Pauvres hères, il ne font guère illusion.
Dans leur berline de luxe ou à traîner leurs oripeaux sur les trottoirs.
Les saintes familles aussi avec leurs gosses mignons et sages - pas toujours, il y a de plus en plus de petits cons parce qu' il n'y a plus d'âge non plus, ni d'éducation d'ailleurs - les intellos, les étudiants, les ménagères, les jolies qui remuent leur fion avec finesse mais sans scrupule ha ha ha. Les puissants du jour qui existent et parlent, parlent, parlent à n'en plus finir pour négocier ce rêve dont plus personne ne sait que c'est un cauchemar fatidique.
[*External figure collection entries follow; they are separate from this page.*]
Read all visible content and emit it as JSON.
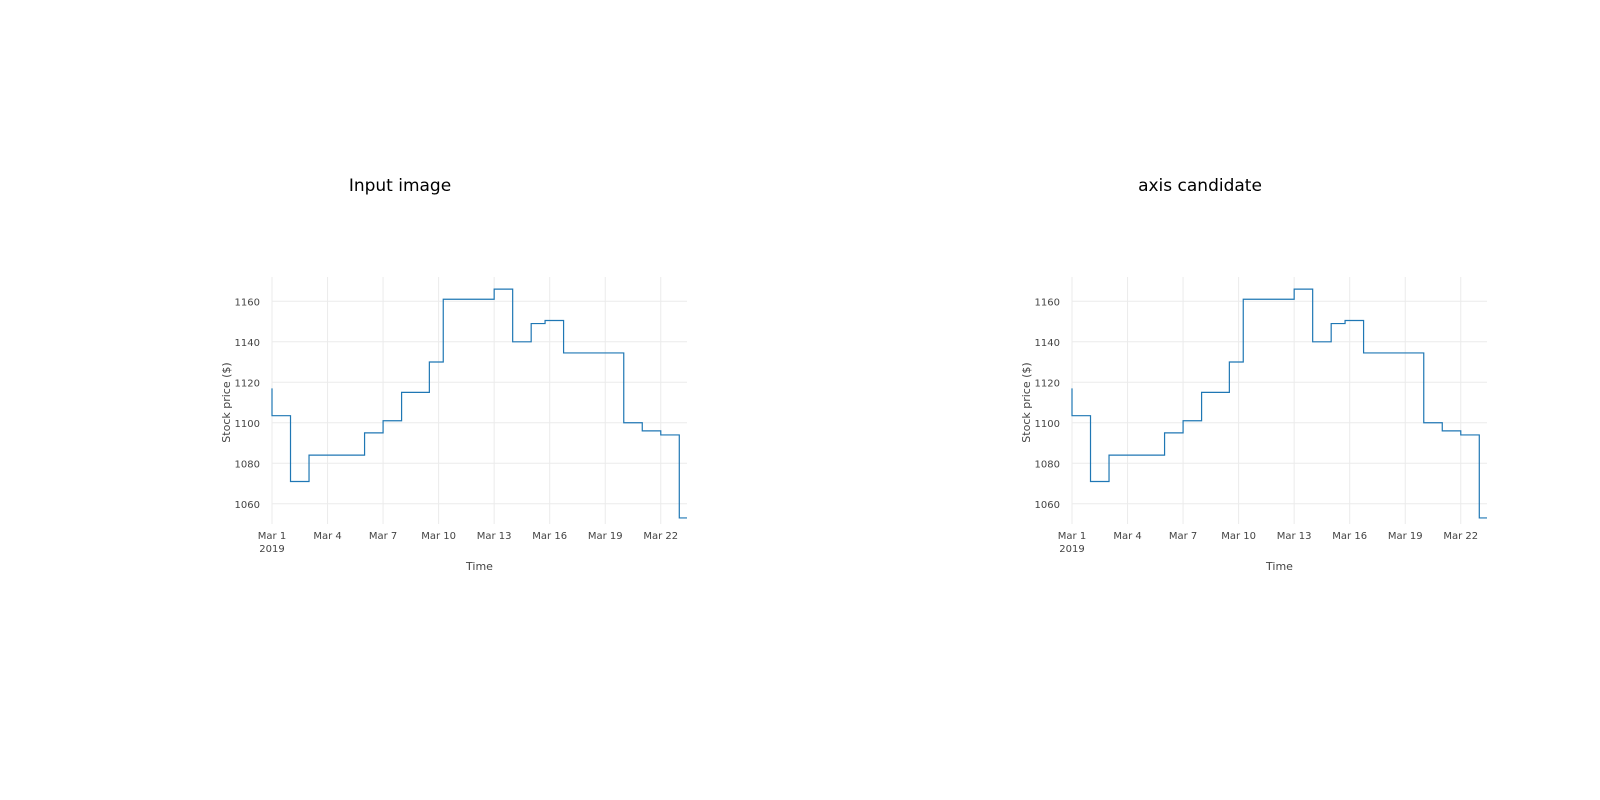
{
  "colors": {
    "series": "#1f77b4",
    "grid": "#ebebeb",
    "text": "#444444",
    "background": "#ffffff"
  },
  "chart_data": [
    {
      "panel_title": "Input image",
      "type": "line",
      "line_shape": "step",
      "title": "",
      "xlabel": "Time",
      "ylabel": "Stock price ($)",
      "x_tick_labels": [
        "Mar 1",
        "Mar 4",
        "Mar 7",
        "Mar 10",
        "Mar 13",
        "Mar 16",
        "Mar 19",
        "Mar 22"
      ],
      "x_tick_dates": [
        "2019-03-01",
        "2019-03-04",
        "2019-03-07",
        "2019-03-10",
        "2019-03-13",
        "2019-03-16",
        "2019-03-19",
        "2019-03-22"
      ],
      "x_tick_sublabel": "2019",
      "y_ticks": [
        1060,
        1080,
        1100,
        1120,
        1140,
        1160
      ],
      "ylim": [
        1050,
        1172
      ],
      "xlim": [
        "2019-03-01",
        "2019-03-23 10:00"
      ],
      "grid": true,
      "legend": "none",
      "series": [
        {
          "points": [
            [
              "2019-03-01 00:00",
              1117
            ],
            [
              "2019-03-01 00:00",
              1103.5
            ],
            [
              "2019-03-02 00:00",
              1103.5
            ],
            [
              "2019-03-02 00:00",
              1071
            ],
            [
              "2019-03-03 00:00",
              1071
            ],
            [
              "2019-03-03 00:00",
              1084
            ],
            [
              "2019-03-06 00:00",
              1084
            ],
            [
              "2019-03-06 00:00",
              1095
            ],
            [
              "2019-03-07 00:00",
              1095
            ],
            [
              "2019-03-07 00:00",
              1101
            ],
            [
              "2019-03-08 00:00",
              1101
            ],
            [
              "2019-03-08 00:00",
              1115
            ],
            [
              "2019-03-09 12:00",
              1115
            ],
            [
              "2019-03-09 12:00",
              1130
            ],
            [
              "2019-03-10 06:00",
              1130
            ],
            [
              "2019-03-10 06:00",
              1161
            ],
            [
              "2019-03-13 00:00",
              1161
            ],
            [
              "2019-03-13 00:00",
              1166
            ],
            [
              "2019-03-14 00:00",
              1166
            ],
            [
              "2019-03-14 00:00",
              1140
            ],
            [
              "2019-03-15 00:00",
              1140
            ],
            [
              "2019-03-15 00:00",
              1149
            ],
            [
              "2019-03-15 18:00",
              1149
            ],
            [
              "2019-03-15 18:00",
              1150.5
            ],
            [
              "2019-03-16 18:00",
              1150.5
            ],
            [
              "2019-03-16 18:00",
              1134.5
            ],
            [
              "2019-03-20 00:00",
              1134.5
            ],
            [
              "2019-03-20 00:00",
              1100
            ],
            [
              "2019-03-21 00:00",
              1100
            ],
            [
              "2019-03-21 00:00",
              1096
            ],
            [
              "2019-03-22 00:00",
              1096
            ],
            [
              "2019-03-22 00:00",
              1094
            ],
            [
              "2019-03-23 00:00",
              1094
            ],
            [
              "2019-03-23 00:00",
              1053
            ],
            [
              "2019-03-23 10:00",
              1053
            ]
          ]
        }
      ]
    },
    {
      "panel_title": "axis candidate",
      "type": "line",
      "line_shape": "step",
      "title": "",
      "xlabel": "Time",
      "ylabel": "Stock price ($)",
      "x_tick_labels": [
        "Mar 1",
        "Mar 4",
        "Mar 7",
        "Mar 10",
        "Mar 13",
        "Mar 16",
        "Mar 19",
        "Mar 22"
      ],
      "x_tick_dates": [
        "2019-03-01",
        "2019-03-04",
        "2019-03-07",
        "2019-03-10",
        "2019-03-13",
        "2019-03-16",
        "2019-03-19",
        "2019-03-22"
      ],
      "x_tick_sublabel": "2019",
      "y_ticks": [
        1060,
        1080,
        1100,
        1120,
        1140,
        1160
      ],
      "ylim": [
        1050,
        1172
      ],
      "xlim": [
        "2019-03-01",
        "2019-03-23 10:00"
      ],
      "grid": true,
      "legend": "none",
      "series": [
        {
          "points": [
            [
              "2019-03-01 00:00",
              1117
            ],
            [
              "2019-03-01 00:00",
              1103.5
            ],
            [
              "2019-03-02 00:00",
              1103.5
            ],
            [
              "2019-03-02 00:00",
              1071
            ],
            [
              "2019-03-03 00:00",
              1071
            ],
            [
              "2019-03-03 00:00",
              1084
            ],
            [
              "2019-03-06 00:00",
              1084
            ],
            [
              "2019-03-06 00:00",
              1095
            ],
            [
              "2019-03-07 00:00",
              1095
            ],
            [
              "2019-03-07 00:00",
              1101
            ],
            [
              "2019-03-08 00:00",
              1101
            ],
            [
              "2019-03-08 00:00",
              1115
            ],
            [
              "2019-03-09 12:00",
              1115
            ],
            [
              "2019-03-09 12:00",
              1130
            ],
            [
              "2019-03-10 06:00",
              1130
            ],
            [
              "2019-03-10 06:00",
              1161
            ],
            [
              "2019-03-13 00:00",
              1161
            ],
            [
              "2019-03-13 00:00",
              1166
            ],
            [
              "2019-03-14 00:00",
              1166
            ],
            [
              "2019-03-14 00:00",
              1140
            ],
            [
              "2019-03-15 00:00",
              1140
            ],
            [
              "2019-03-15 00:00",
              1149
            ],
            [
              "2019-03-15 18:00",
              1149
            ],
            [
              "2019-03-15 18:00",
              1150.5
            ],
            [
              "2019-03-16 18:00",
              1150.5
            ],
            [
              "2019-03-16 18:00",
              1134.5
            ],
            [
              "2019-03-20 00:00",
              1134.5
            ],
            [
              "2019-03-20 00:00",
              1100
            ],
            [
              "2019-03-21 00:00",
              1100
            ],
            [
              "2019-03-21 00:00",
              1096
            ],
            [
              "2019-03-22 00:00",
              1096
            ],
            [
              "2019-03-22 00:00",
              1094
            ],
            [
              "2019-03-23 00:00",
              1094
            ],
            [
              "2019-03-23 00:00",
              1053
            ],
            [
              "2019-03-23 10:00",
              1053
            ]
          ]
        }
      ]
    }
  ]
}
Tous courent parce qu'il faut bien faire quelque chose ne serait-ce que pour payer des impôts et quelques plaisirs arrachés par ci par là, en d'infernales vacances.
C'est comme ça camarade, cher ami invisible au-delà des temps, cher ami choisi pour ta bienveillante écoute.
Il ne me reste plus qu'à m'asseoir.

2 commentaires:

le cinglé a dit…

Mut et seulement ça, oui ça manque dans ce qui ne s'appelle plus des carnets, mais reste debout, s'il te plaît.

Le cinglé a dit…

La tristesse peut être une arme, et là il faut être très fort, homme des hauts plateaux, homme du métal, homme d'échine, de cristal. Cependant le "hasard" existe, comme une fois pour moi au restaurant de la gare de Lyon, Le Train bleu, où j'ai cru voir passer une antilope entre les tables, tandis qu'à la table voisine un jeune garçon de la bourgeoisie me regardait avec les yeux d'un tueur et cherchait en moi une complicité, pour ne pas dire connivence.